5. Analyse de l’entretien avec le formateur

Nous questionnons le formateur dans le but d’éclaircir certains points. Nous mettons l’accent sur cinq questionnements : la conception du formateur sur l’erreur et l’importance qu’il lui accorde lors de ses cours de formation ; la nature des savoirs transmis en formation ; les stratégies mises en œuvre ; les ressources nourrissant les cours de formation ; le potentiel des stagiaires à appliquer ces idées dans la classe.

5.1. Sa conception sur l’erreur

L’idée du formateur sur l’erreur peut se résumer en deux phrases qu’il cite lui- même :

Un élève fait une erreur, soit parce qu’il ne maîtrise pas les outils qu’il a déjà vus, soit il lui manque certains outils que l’enseignant n’a pas encore donnés pour avancer ou pour résoudre un problème. [….] Se tromper, cela va me permettre d’avancer ou de corriger et travailler telle et telle procédure ou telle et telle compétence.
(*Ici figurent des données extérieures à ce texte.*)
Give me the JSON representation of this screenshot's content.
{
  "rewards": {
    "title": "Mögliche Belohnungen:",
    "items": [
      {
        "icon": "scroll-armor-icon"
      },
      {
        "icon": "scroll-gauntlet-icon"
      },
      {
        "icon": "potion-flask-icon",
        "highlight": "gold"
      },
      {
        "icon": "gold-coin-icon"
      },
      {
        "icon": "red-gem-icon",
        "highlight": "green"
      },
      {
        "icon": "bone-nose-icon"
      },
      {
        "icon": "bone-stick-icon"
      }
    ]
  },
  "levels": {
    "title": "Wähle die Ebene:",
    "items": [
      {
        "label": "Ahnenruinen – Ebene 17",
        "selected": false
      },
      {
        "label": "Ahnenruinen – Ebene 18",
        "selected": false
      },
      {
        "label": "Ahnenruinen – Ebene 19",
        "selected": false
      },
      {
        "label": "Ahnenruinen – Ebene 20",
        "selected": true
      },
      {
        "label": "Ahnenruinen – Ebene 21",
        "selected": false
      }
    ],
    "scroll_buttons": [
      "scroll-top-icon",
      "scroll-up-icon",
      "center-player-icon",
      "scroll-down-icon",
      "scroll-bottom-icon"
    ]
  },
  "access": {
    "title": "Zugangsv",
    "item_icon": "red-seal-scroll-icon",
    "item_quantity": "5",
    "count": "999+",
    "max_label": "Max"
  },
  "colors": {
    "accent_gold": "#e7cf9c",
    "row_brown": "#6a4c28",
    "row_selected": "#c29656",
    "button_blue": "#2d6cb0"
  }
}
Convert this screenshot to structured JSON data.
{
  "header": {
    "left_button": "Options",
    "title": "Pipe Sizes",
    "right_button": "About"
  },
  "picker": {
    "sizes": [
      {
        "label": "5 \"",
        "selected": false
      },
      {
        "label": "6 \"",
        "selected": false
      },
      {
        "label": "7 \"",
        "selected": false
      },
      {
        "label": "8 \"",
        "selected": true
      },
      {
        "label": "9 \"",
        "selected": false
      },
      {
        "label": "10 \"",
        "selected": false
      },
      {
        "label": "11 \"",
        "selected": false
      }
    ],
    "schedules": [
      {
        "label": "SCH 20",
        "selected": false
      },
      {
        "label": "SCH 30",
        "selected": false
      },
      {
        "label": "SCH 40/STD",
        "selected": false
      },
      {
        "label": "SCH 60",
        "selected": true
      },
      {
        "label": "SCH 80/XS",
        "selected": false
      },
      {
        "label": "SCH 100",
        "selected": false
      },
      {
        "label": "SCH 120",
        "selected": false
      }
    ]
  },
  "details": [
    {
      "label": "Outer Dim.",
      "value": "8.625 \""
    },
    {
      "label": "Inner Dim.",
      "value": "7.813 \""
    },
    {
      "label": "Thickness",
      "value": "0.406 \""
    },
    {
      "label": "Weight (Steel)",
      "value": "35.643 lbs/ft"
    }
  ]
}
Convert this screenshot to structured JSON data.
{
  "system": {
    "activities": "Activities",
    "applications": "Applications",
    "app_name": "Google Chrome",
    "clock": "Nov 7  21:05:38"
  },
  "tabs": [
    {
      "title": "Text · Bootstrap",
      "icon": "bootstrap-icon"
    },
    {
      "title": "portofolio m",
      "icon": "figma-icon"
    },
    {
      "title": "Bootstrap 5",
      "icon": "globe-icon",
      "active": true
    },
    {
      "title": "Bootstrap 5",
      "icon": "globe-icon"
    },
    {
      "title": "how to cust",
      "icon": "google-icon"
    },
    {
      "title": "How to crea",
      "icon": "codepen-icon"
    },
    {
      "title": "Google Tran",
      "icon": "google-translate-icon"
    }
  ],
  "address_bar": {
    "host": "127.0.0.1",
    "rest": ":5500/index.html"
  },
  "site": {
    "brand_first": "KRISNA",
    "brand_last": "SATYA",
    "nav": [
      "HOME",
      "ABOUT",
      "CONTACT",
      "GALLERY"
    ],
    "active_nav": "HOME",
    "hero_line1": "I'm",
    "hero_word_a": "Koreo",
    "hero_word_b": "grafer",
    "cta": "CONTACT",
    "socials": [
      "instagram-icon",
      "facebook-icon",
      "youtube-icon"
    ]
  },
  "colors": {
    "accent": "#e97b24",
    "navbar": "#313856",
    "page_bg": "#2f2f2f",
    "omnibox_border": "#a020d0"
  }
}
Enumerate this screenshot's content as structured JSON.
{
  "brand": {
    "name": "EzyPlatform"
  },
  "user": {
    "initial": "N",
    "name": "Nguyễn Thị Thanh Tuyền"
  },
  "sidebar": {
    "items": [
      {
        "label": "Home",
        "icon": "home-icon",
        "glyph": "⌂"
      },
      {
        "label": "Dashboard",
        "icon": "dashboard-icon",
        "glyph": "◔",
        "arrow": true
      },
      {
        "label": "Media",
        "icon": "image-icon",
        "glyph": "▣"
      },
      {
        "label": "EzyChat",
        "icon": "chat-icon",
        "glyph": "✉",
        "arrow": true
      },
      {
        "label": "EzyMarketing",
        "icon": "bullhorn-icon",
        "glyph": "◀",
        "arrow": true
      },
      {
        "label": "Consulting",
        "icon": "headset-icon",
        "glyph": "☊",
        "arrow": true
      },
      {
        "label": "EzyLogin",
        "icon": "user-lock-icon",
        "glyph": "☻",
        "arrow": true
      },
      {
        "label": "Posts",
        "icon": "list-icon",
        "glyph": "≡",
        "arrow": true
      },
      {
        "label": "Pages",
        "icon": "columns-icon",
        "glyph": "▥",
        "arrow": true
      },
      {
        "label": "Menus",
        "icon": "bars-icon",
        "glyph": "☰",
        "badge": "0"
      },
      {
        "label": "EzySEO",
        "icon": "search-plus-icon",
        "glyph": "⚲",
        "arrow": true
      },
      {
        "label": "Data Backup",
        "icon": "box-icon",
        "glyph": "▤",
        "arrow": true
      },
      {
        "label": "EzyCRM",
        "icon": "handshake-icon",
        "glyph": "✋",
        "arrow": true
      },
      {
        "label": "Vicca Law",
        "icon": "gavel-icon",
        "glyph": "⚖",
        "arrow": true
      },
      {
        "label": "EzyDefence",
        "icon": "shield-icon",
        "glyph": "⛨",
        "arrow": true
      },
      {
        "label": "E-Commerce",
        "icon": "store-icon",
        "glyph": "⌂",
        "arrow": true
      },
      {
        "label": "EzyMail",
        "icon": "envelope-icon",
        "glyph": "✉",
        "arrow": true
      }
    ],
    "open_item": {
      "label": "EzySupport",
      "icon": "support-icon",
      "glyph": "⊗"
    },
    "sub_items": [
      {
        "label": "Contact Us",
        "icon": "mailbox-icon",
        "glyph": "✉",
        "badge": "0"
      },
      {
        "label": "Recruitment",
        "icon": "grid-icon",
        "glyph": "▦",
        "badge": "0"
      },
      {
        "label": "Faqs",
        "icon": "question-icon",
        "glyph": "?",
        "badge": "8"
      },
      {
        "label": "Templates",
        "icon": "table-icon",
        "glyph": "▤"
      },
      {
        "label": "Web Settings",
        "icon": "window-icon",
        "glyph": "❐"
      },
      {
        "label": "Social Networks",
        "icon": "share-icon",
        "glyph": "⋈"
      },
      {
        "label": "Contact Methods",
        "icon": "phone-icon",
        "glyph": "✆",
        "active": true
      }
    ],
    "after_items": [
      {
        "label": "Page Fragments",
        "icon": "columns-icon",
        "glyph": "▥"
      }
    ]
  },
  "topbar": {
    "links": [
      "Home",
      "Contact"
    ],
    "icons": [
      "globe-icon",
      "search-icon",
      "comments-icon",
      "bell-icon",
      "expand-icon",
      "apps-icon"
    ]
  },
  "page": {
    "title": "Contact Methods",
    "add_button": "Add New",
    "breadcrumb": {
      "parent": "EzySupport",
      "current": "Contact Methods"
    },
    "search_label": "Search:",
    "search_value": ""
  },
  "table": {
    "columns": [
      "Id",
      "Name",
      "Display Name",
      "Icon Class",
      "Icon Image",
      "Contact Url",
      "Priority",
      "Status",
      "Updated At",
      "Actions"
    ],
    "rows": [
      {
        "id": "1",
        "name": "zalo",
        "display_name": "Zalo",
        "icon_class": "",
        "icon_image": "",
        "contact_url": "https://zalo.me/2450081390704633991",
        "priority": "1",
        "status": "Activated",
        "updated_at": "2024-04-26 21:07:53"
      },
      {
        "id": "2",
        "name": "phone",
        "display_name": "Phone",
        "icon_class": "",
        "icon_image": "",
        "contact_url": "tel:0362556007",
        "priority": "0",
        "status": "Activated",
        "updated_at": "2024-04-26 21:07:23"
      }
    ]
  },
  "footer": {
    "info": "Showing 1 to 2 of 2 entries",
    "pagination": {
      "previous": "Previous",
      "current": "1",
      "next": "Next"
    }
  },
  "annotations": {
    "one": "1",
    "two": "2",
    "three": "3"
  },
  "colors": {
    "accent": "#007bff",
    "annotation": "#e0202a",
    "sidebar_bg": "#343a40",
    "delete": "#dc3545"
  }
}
Pour lui, l’erreur d’un élève se traduit par un manque d’outils ou une non maîtrise et c’est utile de se tromper.

Pour comprendre l’erreur d’un élève, le formateur s’appuie davantage sur l’explication de l’élève sur sa propre erreur que sur l’analyse a priori de cette erreur. Or, la plupart du temps, nous pensons que les élèves ne sont pas en mesure de justifier ou d’expliquer pourquoi ils se trompent, il faudrait faire des hypothèses et aller vérifier auprès d’eux au lieu de perdre du temps à leur demandant comment ils font et pourquoi. Autrement dit, c’est une sorte « d’évasion didactique », le formateur se sert davantage de ses vécus antérieurs que des éléments didactiques comme l’analyse a

priori ou le recours à des typologies d’erreurs citées par les travaux de recherche.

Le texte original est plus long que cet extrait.